I drive a 2011 VW Jetta 2.5 SE sedan and live in northwestern Vermont. 

So far this winter we have had about 4-5 days of cold weather (10-15 degrees farenheit). For the past two of them my windshield wipers have not worked. 

We've had some 30+ degree days in between when they worked, then stopped working again this morning when it was cold again.
Has anyone else had this problem? 

Here's what I know:
-they are not frozen to the windshield
-I don't hear any sound/they aren't "trying" to move but being stopped by something--no power seems to be getting to the wipers
-none of the fuses in the interior fusebox are blown
-the windshield de-icer sprays regardless of temperature so I don't believe anything is wrong with the righthand steering column arm
-they don't start working when the car warms up--although so far I haven't taken any drives longer than about 25 minutes on the days when they aren't working
-I haven't tried anything to fix them yet (no outside interference from me could have caused them to work on the warmer days then stop working again on the cold days)
-my front passenger side window has always acted strangely in similarly cold weather (rolling itself down when asked to go up, for instance) not sure if this is relevant

I'm not the most knowledgeable about cars but I do take really good care of my Jetta and have stayed ahead of all the factory-recommended service. Only saying that to say that I'm a young woman but I'm not stupid, so hopefully you all can help me out, but if you have questions or things I need to clarify please phrase them in lay-woman's terms.

Thanks in advance!


----------



## gigipaul (Dec 29, 2017)

*My 2002 jetta have same problem. Did you resolved this issue*

My 2002 jetta have same problem. Did you resolved this issue? Here the temperature is subzero yesterday and today.


----------



## UsedVW (Jan 8, 2018)

*Wipers not working*



j_j_jetta said:


> I drive a 2011 VW Jetta 2.5 SE sedan and live in northwestern Vermont.
> 
> So far this winter we have had about 4-5 days of cold weather (10-15 degrees farenheit).

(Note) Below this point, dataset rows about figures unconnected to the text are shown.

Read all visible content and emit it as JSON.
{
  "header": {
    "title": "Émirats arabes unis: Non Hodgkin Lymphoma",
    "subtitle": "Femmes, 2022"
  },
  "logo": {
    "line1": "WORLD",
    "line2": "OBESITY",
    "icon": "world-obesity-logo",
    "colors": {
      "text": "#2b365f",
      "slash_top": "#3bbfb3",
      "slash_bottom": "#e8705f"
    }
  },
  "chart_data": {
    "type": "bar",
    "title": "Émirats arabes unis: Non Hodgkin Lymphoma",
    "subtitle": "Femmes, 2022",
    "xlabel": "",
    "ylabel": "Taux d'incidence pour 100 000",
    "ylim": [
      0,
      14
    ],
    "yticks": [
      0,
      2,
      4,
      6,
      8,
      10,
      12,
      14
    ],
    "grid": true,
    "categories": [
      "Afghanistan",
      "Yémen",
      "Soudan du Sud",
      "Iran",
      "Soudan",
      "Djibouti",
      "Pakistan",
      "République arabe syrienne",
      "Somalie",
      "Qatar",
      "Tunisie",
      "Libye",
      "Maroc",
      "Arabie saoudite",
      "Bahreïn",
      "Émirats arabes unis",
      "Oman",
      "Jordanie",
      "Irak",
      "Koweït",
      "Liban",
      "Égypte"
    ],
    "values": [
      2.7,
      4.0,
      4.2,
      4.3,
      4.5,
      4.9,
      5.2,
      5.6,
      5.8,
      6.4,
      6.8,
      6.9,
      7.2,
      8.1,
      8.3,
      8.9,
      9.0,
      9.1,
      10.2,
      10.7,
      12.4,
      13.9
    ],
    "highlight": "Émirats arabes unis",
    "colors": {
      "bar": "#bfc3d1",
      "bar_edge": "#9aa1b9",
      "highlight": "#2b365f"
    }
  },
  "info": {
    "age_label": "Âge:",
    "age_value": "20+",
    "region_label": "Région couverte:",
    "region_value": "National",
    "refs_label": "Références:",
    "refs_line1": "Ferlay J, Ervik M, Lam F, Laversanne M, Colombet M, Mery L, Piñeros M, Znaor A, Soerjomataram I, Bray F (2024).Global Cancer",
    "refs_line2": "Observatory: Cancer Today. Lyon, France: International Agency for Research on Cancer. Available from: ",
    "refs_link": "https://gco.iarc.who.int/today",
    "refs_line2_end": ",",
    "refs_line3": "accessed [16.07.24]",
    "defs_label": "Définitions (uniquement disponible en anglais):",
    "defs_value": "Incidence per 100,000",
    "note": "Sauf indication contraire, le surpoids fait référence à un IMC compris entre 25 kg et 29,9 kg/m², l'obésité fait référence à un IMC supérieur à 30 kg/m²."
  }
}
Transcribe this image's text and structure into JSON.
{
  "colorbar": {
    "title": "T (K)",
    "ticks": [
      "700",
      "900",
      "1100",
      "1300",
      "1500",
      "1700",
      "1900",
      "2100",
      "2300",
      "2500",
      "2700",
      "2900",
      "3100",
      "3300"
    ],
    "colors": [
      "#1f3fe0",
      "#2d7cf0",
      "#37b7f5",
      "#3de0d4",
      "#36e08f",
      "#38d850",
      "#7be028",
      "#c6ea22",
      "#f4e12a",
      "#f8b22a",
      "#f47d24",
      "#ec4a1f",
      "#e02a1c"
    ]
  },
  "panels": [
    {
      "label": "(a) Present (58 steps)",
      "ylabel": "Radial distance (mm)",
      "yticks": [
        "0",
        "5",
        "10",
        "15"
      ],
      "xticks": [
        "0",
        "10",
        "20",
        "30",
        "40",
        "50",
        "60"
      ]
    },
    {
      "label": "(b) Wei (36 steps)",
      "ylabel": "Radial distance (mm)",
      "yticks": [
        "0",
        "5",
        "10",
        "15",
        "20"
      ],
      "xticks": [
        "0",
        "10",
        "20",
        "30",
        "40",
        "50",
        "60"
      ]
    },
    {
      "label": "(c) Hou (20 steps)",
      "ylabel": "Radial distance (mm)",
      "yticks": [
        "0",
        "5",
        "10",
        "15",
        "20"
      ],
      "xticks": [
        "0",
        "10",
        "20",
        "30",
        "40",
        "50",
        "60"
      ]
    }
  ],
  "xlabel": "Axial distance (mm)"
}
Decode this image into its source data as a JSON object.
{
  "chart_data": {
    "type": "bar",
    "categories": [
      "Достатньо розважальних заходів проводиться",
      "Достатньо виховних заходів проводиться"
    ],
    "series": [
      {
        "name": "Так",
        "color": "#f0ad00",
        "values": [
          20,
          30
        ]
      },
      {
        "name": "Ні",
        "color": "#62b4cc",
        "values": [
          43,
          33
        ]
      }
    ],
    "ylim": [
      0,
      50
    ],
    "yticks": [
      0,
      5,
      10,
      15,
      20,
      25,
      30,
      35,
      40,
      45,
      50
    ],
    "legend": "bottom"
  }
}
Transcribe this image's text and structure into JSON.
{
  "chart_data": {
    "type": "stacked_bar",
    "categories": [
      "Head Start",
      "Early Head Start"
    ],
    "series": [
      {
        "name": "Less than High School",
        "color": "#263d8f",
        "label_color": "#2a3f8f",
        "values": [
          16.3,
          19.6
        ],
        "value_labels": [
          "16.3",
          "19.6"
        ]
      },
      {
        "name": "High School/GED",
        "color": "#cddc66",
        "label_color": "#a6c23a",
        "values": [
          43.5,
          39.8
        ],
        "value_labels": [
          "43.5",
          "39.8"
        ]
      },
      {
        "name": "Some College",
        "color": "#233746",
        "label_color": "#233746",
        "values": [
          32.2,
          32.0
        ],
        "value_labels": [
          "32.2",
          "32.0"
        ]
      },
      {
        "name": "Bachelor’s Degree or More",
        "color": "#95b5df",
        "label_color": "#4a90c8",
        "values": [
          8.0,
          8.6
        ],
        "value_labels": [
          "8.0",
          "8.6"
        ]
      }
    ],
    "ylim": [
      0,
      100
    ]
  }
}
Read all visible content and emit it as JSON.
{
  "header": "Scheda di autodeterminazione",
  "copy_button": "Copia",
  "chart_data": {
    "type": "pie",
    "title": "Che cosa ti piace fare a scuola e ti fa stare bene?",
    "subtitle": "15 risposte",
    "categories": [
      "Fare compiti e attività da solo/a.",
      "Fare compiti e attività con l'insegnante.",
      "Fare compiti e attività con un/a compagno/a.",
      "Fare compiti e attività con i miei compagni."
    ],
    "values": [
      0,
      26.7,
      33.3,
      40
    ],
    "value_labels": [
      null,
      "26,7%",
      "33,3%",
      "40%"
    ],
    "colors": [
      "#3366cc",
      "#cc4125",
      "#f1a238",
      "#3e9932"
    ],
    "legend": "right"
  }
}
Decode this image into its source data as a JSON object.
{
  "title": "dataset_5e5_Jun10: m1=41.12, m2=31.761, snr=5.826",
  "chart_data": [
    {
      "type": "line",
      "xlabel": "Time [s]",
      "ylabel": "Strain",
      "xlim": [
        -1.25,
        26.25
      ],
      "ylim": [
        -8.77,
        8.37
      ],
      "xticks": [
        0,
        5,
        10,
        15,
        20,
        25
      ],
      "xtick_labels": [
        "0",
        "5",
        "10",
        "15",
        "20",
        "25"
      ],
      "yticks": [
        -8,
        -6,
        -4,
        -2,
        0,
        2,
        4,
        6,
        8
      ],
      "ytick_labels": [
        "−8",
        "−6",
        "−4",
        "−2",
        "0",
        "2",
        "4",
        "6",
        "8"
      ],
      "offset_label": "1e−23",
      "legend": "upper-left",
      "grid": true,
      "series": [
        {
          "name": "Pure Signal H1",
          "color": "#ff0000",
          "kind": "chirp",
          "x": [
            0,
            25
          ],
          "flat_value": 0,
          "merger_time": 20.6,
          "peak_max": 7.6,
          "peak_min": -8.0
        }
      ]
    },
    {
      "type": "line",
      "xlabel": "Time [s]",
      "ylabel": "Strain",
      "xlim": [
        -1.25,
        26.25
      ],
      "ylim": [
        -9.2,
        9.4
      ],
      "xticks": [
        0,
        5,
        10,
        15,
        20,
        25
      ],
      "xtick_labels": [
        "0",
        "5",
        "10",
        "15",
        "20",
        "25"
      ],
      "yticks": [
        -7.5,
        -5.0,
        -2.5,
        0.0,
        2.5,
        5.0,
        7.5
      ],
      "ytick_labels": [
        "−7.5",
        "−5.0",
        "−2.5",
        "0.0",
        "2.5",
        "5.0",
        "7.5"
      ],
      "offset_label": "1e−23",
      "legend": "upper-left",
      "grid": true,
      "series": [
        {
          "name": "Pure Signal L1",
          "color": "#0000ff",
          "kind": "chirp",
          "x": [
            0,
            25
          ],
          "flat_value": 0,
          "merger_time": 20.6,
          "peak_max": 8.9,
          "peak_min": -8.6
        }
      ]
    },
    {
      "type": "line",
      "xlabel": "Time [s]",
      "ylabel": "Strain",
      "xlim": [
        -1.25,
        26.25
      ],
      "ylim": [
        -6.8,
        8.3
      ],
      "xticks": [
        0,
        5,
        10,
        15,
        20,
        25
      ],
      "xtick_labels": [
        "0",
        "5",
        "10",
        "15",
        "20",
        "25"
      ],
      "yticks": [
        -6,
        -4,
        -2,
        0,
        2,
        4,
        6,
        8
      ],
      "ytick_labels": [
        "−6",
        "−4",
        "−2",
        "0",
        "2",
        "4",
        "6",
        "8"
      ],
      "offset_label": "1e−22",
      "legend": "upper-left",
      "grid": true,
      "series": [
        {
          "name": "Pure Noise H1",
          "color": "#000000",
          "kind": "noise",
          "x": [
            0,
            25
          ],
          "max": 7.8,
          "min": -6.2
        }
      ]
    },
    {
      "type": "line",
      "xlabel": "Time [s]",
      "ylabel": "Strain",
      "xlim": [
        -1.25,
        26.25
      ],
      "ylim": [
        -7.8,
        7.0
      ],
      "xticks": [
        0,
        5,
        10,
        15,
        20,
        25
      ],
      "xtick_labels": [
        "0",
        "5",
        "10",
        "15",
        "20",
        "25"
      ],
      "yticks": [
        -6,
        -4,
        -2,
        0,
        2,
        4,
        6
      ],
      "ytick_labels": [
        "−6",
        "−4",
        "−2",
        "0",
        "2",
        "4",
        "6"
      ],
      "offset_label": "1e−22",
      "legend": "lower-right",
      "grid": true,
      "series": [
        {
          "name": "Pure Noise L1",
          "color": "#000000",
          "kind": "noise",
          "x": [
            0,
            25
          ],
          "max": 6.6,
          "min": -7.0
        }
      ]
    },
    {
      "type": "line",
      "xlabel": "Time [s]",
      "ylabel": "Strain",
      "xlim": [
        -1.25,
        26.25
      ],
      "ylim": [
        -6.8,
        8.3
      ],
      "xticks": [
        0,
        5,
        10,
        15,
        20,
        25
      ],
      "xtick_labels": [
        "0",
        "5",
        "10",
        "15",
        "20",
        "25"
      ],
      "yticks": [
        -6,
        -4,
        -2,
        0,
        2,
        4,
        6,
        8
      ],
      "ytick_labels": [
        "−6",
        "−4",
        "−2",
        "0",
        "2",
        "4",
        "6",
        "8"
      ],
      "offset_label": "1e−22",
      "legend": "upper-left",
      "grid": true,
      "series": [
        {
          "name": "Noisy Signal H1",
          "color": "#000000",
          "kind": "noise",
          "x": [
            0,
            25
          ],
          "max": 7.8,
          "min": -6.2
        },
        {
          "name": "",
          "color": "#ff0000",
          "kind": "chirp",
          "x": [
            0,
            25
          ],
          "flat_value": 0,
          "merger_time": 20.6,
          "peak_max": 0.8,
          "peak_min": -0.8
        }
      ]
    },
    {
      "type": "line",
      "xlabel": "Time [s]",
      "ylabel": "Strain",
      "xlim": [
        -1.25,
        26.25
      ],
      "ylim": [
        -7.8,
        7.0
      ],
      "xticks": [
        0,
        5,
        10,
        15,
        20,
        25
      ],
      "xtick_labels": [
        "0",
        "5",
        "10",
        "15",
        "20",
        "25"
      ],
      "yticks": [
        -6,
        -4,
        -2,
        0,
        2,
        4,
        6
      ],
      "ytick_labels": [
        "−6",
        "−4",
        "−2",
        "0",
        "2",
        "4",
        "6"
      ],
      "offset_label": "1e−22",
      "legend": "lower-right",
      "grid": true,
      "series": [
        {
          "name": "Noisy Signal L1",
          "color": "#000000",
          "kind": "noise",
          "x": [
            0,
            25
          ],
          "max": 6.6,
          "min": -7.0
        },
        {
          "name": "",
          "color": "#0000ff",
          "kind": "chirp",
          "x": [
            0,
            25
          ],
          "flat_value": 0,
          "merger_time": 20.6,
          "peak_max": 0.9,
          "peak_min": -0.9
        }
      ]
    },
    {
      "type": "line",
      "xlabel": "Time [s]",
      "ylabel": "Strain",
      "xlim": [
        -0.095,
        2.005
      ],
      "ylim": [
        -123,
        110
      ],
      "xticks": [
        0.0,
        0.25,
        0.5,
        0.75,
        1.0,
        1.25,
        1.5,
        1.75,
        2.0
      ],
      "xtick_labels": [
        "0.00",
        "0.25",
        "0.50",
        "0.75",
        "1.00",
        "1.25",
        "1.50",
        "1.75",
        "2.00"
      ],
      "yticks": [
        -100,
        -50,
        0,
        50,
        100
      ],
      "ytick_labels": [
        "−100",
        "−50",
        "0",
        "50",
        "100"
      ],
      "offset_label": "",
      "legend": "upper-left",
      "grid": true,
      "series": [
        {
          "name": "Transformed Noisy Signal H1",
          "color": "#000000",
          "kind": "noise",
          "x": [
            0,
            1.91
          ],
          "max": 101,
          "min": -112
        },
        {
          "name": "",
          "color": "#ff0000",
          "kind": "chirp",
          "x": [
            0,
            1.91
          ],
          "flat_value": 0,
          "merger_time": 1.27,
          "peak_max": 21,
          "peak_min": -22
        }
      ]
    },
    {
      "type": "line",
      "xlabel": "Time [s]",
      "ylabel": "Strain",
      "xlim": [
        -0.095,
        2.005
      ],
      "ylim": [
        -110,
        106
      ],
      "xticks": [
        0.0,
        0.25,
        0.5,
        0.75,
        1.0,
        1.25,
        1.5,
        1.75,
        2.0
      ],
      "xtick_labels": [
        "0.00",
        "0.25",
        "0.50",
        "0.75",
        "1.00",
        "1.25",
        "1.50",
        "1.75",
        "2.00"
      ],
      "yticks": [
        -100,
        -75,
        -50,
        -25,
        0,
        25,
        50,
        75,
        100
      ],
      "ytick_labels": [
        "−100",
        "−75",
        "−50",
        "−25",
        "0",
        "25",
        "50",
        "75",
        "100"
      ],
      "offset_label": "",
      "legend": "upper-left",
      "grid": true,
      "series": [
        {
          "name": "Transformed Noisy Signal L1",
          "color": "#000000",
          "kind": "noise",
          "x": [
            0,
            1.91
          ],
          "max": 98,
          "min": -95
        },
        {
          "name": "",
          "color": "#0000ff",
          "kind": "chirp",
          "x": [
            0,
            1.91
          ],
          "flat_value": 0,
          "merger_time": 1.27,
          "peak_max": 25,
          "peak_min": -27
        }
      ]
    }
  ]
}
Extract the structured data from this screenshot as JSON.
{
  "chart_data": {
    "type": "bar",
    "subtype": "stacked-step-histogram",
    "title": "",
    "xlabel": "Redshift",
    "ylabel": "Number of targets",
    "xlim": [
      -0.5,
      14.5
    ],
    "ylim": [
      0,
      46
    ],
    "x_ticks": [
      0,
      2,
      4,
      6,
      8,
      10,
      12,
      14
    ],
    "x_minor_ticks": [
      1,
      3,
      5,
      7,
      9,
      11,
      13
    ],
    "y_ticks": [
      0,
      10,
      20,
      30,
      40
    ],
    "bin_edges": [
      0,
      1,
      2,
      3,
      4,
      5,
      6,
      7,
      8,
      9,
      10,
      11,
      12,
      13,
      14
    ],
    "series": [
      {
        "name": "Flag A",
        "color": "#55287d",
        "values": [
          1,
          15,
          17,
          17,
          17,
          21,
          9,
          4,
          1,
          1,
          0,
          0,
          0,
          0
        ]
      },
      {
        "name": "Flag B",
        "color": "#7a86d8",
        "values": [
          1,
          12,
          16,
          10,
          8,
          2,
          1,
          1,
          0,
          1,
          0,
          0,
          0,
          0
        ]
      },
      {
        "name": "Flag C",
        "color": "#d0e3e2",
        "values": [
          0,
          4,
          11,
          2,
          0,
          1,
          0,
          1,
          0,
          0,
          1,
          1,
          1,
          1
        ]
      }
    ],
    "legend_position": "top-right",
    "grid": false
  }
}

For the past two of them my windshield wipers have not worked.
> 
> ...


I was having the same problem. Of course it has warmed up so my wipers are working now. I’m pretty sure it will take care of the problem 
Copied from another forum...

Quote:
I had the exact same issue. I did some reading and kept seeing issues of corroded wiper linkage. That in fact was the issue. I couldn't get the wipers to work at all for several days. I heard a faint click under the dash but no wiper movement. I removed the wiper motor with linkage attached. It is not that difficult to do. After removing the connection to the motor I could barely move the linkage. I pulled it all apart and cleaned everything real well with fine grit sandpaper and cleaned it all up. I then reassembled it with lots of marine grease. The wipers work better than ever now. I park outside in Illinois and they have been going strong for 2 weeks now. Maybe you have the same issue.


----------



## KRLD22 (Feb 12, 2018)

*Jetta wipers don't work in cold*

Has anyone ever found a fix this this problem? Have a 2011 VW Jetta and having a rather cold winter in Southwestern Ontario. Wipers don't work any morning that I park outside if it's -8 C or colder. Drive to work. Park. An hour later if I try them they work.
Have seen it online with a lot of VW jetta owners saying the same thing but no one ever seems to have a solution.
I did try taking the wiper assembly out this past weekend but it wasn't tight or ceased. Greased it up and put back together. This morning they didn't work in the cold again.
Just wondered if anyone here heard or found any solutions.
Thanks.


----------